# Spam King Living High In The Bayou



## John Corn (Mar 21, 2002)

> Scelson, a night owl by nature, arrived at the cinder-block shop only about an hour earlier. In the backroom, he nods toward two floor-to-ceiling racks of computer equipment - part of a system he uses to blast out e-mail advertising for Rolex watches, herbal supplements, insurance policies and more.
> 
> "With e-mail, I can guarantee you 80 million people," says Scelson, a self-taught computer repairman turned professional bulk e-mailer. "I can touch more people in a day's time than the Super Bowl can."
> 
> Ronnie Scelson - and scores of spammers like him - are the people who stuff the nation's computer in-boxes with junk e-mail.





> Scelson won't say precisely how much money he's made from bulk e-mailing, but he claims it's lucrative. Enough to support a five-bedroom house in Slidell, complete with a game room, a home office and an in-ground pool. Enough, too, for the canary-yellow 2001 Corvette he drives.
> 
> Not bad for a guy who says he only made it through the eighth grade and worked his way out of a trailer park by teaching himself about computers.

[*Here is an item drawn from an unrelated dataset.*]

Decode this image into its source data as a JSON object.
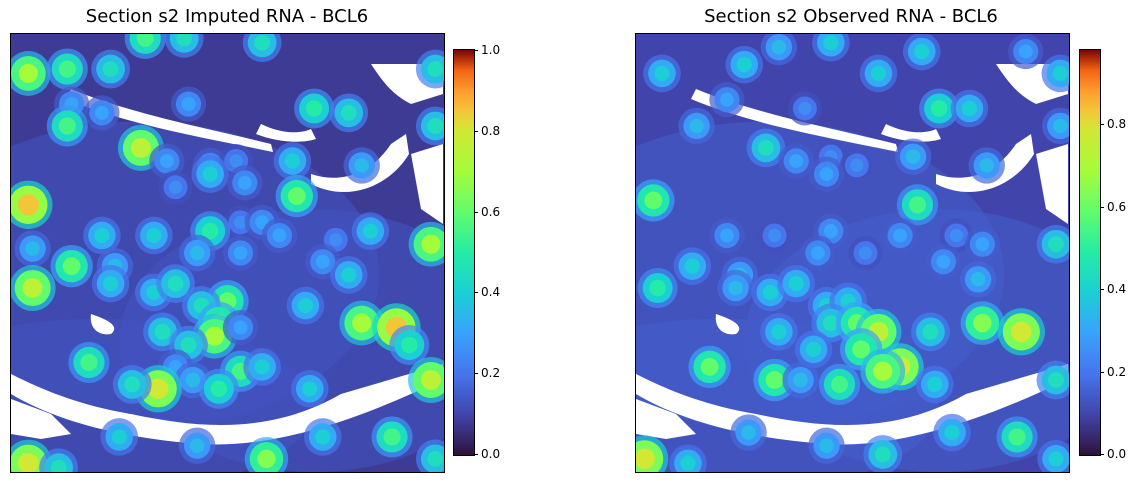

> Scelson says he dabbled in electronics repair as a teen and even owned a cheap early-model computer. But it wasn't until he married and settled in a Slidell trailer park that he began studying how computers work.
> 
> Soon, Scelson got jobs in computer repair shops, including one that sent bulk e-mail on the side. Scelson says he found himself fascinated by the technical challenge both of sending junk e-mail and of evading the filters aimed at blocking it.


Click Here For The Entire Story


----------



## Mark Holtz (Mar 23, 2002)

:soapbox: 
SPAM is the number ONE support headache at the ISP that I work at. We are about to launch a new SPAM marking service called SpamAssassin (www.spamassassin.org) simply because the amount of SPAM is overwhelming, and makes e-mail almost worthless as a form of communication. Lord knows how many times I've been screamed at in my ear because of the X-rated spam.


----------



## Steve Mehs (Mar 21, 2002)

I never got any spam untill my mom started using the internet, every website that asks for an email address she gives it to them. Whenever I see something that needs an email address, I use [email protected]. I've sent up filters in Outlook Express and Earthlink does a pretty good job at killing spam before in gets to my inbox. I tried an antispam program from Network Associates (the Mcafee people) called SpamKiller, it was alright nothing great, just a souped up version of the filters in Outlook Express


----------



## Mark Holtz (Mar 23, 2002)

If you're running a Linux/Unix box, try http://www.spamassassin.org . There is also a Windows port of this program.

I also recommend using Vipul's Razor in conjunction with this service.


----------



## lee635 (Apr 17, 2002)

Haha. And everyone thinks the south is so backwards. This guy is laughing all the way the inbox...


----------